One of Facebook's primary goals is to provide a personalised experience to every user. They do this by looking at your profile, interaction with adverts, and people to people interaction, however they haven't invested a lot of time in understanding the content itself. At the Women in Machine Intelligence Dinner in San Francisco this January 23, Annie Liu, Research Scientist and Cristina Scheau, Engineering manager, Computer Vision at Facebook will be presenting their current work in machine learning and deep learning. Cristina will be sharing her work in deep learning for search relevance from the perspective of users whilst Annie will share how Facebook approach the content understanding problem by combining signals from text, images, videos, and audios.
I spoke to Annie in the run up to the event to hear more about her work and what we should expect from the dinner next week.

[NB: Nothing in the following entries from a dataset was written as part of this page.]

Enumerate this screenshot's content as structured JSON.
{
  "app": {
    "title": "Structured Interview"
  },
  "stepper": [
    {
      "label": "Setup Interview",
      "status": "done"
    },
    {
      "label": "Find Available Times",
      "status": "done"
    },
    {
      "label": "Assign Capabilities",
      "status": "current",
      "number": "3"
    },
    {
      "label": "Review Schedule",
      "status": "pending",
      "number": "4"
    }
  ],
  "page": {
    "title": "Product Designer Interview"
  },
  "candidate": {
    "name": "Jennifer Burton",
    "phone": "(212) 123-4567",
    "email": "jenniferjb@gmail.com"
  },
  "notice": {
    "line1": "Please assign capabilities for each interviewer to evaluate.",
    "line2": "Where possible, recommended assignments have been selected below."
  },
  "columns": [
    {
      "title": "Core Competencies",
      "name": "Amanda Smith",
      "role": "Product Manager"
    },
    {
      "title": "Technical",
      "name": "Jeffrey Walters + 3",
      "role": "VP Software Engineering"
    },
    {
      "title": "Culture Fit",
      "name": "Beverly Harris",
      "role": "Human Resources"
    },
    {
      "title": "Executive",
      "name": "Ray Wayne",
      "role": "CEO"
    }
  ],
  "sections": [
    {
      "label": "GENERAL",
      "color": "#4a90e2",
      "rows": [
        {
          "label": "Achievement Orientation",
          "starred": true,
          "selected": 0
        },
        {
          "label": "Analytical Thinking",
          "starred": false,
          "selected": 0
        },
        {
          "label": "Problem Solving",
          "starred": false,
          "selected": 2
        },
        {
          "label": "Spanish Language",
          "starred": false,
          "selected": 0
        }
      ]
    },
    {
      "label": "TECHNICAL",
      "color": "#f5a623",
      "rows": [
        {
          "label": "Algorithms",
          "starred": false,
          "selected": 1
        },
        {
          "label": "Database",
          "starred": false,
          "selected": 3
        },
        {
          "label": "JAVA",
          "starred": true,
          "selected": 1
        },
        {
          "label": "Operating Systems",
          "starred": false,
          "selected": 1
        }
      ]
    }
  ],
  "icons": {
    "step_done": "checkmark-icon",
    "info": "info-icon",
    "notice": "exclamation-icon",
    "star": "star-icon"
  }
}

I work on a sub team in news feed that focuses on understanding content (posts) in Facebook. A post may contain text, images, videos, emojis, hashtags, comments, reactions, …etc.. and our goal is to take all these signals to come up with meaningful labels for each post. Traditionally there are two approaches to content understanding – 1) learn an embedding for the content, 2) explicitly tag the content with labels. The advantage of 1) is that it can be trained in the absence of a taxonomy. The advantage of 2) is that since these labels are interpretable, it can be exposed in different products. For example, if we understand that a post is about “politics” then we can give users control to either increase or decrease such content in their news feed.
At Facebook, we’re working on both approaches, but my team specifically focuses on approach 2), where we maintain a taxonomy of ~3000 categories and build hierarchical models to classify posts into a subset of these categories. Currently we’re classifying all English posts and the results are used in various recommendation/ranking products to make the results more personalized.
My PhD research was on statistical machine learning in large scale sensor network. While it prepared me for fundamentals in machine learning, I didn’t have much experience in ranking before joining Facebook. My first two years in Facebook was on the entities team working on entity resolution and classification and I only picked up ranking and started thinking about personalization mostly after joining the news feed ranking team. Easy team transition is built into Facebook’s culture and I’m very grateful for the opportunities that allow me to continue learning even after 4 years at the company.
Being able to provide personalized results is super important to Facebook’s eco system, and has profound use cases from news feed to ads and to search. However, overly personalized content has attracted the company some criticisms, especially around the discussion on echo chamber. Sometimes deliberate choice has to be made such that we’re not putting gas to an already divided environment. These difficult decisions are usually the results of many months of research and preparation that go beyond the typical disucssion of machine learning and optimization. The decision to kill clickbaits and sensational contents is one example; Mark Zuckerberg’s recent announcement to shift news feed back to focus on family and friends is another. These decisions don’t always align well with existing objective function that we’re optimizing, which provides a constant challenge to everyone working on the products.
There are so many examples I don’t know where to start! Facebook has transitioned into an AI driven company. Pretty much all the products you have used on Facebook have some AI components, whether it’s showing you the more relevant comments, summarizing trending news, fighting spammers, or preventing suicides. A particular example I worked on recently is to use machine learned model to detect clickbaits and sensational posts – these posts (with titles such as “A woman walks into a bar, and you’ll never believe what happens next!”) generate tons of engagements but were consistently among the top 3 complaints about news feed. We trained a ConvNet that takes in texts as well as other meta data features to predict how likely a post is a clickbait and use the predictions to demote such posts on news feed. This shift, albeit caused certain engagement metrics to drop, has dramatically improved the user experience on news feed.
I’m very excited about many recent developments in AI, such as machine learning in pharmaceuticals to accelerates drug development, and machine learning applied to arts and fundamental sciences. But if I have to choose one, it’d be self-driving car. Like many people living in the bay area, I commute on 101 daily to work, and like many people who opt in for this choice, I hate it, especially when the already bad traffic is made even worse by accidents. It seems to me that there’s already a solution to this problem with self-driving cars that communicate with each other and it’s only a matter of time that this becomes a reality. And it’s unavoidable that the current industry that provide driver services would be impacted directly.
Machine learned models are trained on real-world data and so it’s unsurprising that they capture real-world biases. Not all biases are bad – the synonym of “bias” in machine learning is “prior” and everyone who has studied Bayesian statistics knows how powerful prior is. However, there are biases that we deliberately choose to avoid, such biases range from gender (trying googling “images of CEOs”), racial (e.g. Google’s “images of gorillas” problem), to religion (e.g. Facebook’s translation caused the arrest of a Palestinian man). There really is no silver bullet solution that would solve the bad bias problem and all we can do as machine learning engineers is to be extra cautious when building products powered by models by asking questions such as “is our label collection guideline as clear and neutral as possible?”, “are all the features we engineered free of human biases?”, and “Is the potential risk low enough to use this model in this product?”. In practice, we have certainly called off model launches because we couldn’t give positive answers to these questions and it is the right thing to do as a company that has social responsibility.